Ever read a book and think it’s going someplace awesome, and it turns out you’re wrong?
This happens to me a lot, but happened in a particularly offbeat way with Edith M. Hemingway’s new book ROAD TO TATER HILL. To be clear, I actually liked this book quite a lot, so it’s not like I was super disappointed with how it turned out. Actually, I’d definitely recommend this middle-grade novel, set in 1960s North Carolina, about a girl whose baby sister has just died and whose unusual means of healing bring her close to the town outcast.
Here’s what happened when I was reading it, though. We learn of all these rumors that the outcast has just gotten out of prison after serving a 30-year murder sentence, which our protagonist Annie refuses to believe, so we know it’s definitely true. We hear said outcast talk, comparing her situation to Annie’s, about having held her baby son all night before he died. And then we discover the only item of note hidden away in her dilapidated shack… her loom.
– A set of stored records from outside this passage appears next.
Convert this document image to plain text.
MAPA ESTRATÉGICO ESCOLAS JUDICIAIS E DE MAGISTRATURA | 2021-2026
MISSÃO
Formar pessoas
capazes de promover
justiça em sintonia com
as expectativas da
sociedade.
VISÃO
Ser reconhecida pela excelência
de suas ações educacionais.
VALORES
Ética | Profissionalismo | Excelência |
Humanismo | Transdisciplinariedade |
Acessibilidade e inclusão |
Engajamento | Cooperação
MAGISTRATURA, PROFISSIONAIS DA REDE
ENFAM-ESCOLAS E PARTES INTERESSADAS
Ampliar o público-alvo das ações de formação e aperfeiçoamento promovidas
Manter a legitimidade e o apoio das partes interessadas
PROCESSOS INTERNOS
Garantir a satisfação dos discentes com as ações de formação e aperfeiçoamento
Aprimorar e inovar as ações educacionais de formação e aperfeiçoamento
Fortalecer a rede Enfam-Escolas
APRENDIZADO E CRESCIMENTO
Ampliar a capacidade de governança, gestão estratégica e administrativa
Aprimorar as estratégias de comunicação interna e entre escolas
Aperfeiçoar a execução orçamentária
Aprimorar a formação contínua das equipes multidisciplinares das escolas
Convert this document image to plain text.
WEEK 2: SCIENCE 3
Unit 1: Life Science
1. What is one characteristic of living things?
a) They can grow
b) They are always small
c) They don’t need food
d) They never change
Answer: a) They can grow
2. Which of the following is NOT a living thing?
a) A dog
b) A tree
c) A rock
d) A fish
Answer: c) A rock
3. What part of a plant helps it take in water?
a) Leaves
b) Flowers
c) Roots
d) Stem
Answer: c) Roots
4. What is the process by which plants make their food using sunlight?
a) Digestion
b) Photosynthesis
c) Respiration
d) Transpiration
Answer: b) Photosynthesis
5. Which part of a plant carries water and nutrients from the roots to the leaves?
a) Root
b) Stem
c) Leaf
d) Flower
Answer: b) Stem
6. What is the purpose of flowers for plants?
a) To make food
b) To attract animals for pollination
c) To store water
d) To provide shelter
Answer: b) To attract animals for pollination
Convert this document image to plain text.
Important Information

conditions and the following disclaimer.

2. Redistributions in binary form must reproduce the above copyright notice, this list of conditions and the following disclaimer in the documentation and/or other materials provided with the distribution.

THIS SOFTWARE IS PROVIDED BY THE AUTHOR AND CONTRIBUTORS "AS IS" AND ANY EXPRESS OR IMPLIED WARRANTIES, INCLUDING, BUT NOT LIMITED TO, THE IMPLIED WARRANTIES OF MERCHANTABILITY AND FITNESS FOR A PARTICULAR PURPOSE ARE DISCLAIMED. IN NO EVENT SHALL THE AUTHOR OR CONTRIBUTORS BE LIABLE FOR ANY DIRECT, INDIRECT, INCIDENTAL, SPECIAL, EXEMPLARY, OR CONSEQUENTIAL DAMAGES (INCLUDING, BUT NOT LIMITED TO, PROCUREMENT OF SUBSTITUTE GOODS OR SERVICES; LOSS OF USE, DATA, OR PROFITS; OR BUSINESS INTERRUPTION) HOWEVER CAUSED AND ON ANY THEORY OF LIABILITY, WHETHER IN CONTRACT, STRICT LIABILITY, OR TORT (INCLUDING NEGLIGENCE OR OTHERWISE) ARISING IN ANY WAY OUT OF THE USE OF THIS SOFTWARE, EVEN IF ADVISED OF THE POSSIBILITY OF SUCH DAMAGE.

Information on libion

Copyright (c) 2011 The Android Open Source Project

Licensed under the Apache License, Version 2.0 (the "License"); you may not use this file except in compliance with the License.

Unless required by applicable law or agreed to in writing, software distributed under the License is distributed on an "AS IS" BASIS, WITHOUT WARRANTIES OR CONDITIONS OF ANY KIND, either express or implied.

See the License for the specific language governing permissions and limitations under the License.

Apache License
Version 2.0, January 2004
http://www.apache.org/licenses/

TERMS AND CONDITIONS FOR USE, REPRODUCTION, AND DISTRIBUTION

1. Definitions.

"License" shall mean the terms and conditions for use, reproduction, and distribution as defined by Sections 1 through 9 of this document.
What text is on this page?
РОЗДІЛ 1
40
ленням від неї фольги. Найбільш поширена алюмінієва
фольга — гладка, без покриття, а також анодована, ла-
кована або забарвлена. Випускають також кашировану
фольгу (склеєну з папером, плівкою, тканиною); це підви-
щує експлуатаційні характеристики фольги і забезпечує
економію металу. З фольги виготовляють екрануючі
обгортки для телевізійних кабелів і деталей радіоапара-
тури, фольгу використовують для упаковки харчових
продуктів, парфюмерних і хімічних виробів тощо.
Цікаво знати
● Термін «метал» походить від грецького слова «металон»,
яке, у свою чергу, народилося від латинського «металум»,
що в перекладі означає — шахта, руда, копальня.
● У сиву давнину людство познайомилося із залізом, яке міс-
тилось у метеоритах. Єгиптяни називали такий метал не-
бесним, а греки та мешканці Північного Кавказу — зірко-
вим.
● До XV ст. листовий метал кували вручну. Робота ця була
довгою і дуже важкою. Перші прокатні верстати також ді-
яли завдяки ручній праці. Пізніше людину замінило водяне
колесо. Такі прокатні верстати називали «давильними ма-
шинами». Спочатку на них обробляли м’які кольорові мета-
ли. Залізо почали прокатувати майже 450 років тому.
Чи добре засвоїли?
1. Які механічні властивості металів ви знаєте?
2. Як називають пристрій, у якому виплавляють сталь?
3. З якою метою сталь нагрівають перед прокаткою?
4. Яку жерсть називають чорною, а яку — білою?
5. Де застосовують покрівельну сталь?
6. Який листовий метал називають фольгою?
And maybe it’s only because I read Elizabeth Bunce’s A CURSE DARK AS GOLD last December, or more likely just because I have no associations with looms except those involving either Rumpelstiltskin or early labor battles, but my first thought was: Oh my god, it’s Rumplestiltskin. And how awesome would that be? …A Rumpelstiltskin aftermath book where the baby is taken and the mom gets blamed? Okay, now that I’m writing it down, I can see that it’s slightly crazy. But I was utterly convinced that this is where Hemingway’s story was going, until a few pages later when we got a hint that what had happened was the more predictable backstory that I’m sure everyone reading this can guess even if they haven’t read the book.
So this imaginary novel is such a completely different book than what ROAD TO TATER HILL actually is that it seems unfair to even compare them. Nonetheless, should someone ever write it, it’s a story I’d love to read.
Anyone got a particularly good tale of making a wrong prediction like this? Anyone know of books whose story was generated this way?